Development of a Multi-Scale Methodology for Prediction of the Microscopic Anisotropic Stress-Strain Response of Textured Metals under Dynamic Loading

摘要

This report documents a comprehensive experimental and theoretical investigation of the deformation behavior of high-purity, polycrystalline alpha- titanium. A series of monotonic uniaxial compression and tension tests were carried out at room temperature under quasi-static conditions to quantify the plastic anisotropy and the tension-compression asymmetry of this material. The evolution of microstructure and texture during deformation was studied using optical image microscopy (OIM) and neutron-diffraction techniques to elucidate the role of deformation twinning and its effect on the macroscopic response.
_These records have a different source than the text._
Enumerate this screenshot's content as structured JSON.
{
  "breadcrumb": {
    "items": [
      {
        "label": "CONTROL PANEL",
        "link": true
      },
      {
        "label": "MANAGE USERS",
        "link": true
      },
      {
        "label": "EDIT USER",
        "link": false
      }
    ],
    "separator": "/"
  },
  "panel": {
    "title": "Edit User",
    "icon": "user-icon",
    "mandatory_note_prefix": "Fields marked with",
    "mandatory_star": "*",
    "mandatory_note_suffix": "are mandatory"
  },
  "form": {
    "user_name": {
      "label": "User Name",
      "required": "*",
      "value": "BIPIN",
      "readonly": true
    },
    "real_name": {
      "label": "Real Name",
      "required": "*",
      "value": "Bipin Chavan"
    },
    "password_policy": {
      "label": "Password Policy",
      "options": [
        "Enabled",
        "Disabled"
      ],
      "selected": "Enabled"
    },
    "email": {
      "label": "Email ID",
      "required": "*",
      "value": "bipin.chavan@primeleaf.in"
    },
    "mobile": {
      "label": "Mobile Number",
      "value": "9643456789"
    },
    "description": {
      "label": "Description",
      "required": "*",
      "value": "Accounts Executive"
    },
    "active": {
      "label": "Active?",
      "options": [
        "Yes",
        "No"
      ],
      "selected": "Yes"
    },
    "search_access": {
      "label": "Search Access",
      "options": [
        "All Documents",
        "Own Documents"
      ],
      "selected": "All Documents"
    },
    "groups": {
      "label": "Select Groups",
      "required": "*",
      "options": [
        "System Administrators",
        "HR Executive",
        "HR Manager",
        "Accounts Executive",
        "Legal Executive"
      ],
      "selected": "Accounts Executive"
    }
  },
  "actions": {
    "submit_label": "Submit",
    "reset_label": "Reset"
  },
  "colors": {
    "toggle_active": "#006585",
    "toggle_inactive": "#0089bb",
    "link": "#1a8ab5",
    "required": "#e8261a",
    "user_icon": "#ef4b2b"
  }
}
To characterize the material's strain rate sensitivity, Split Hopkinson Pressure Bar tests at strain rates of 400 to 600 sec-1 were performed along the axes of symmetry of the material. The experimental activities were complemented with multi-scale model development in the framework of plasticity theory. To describe the quasi-static macroscopic response of the material, a new anisotropic elastic/plastic model was developed. Key in its formulation is a yield criterion that captures strength differential effects. Anisotropy was introduced through a linear transformation on the Cauchy stress tensor applied to the material. This integrated experimental-theoretical effort appears to have resulted in the description, for the first time, of the anisotropic stress- response of high-purity titanium at room temperature.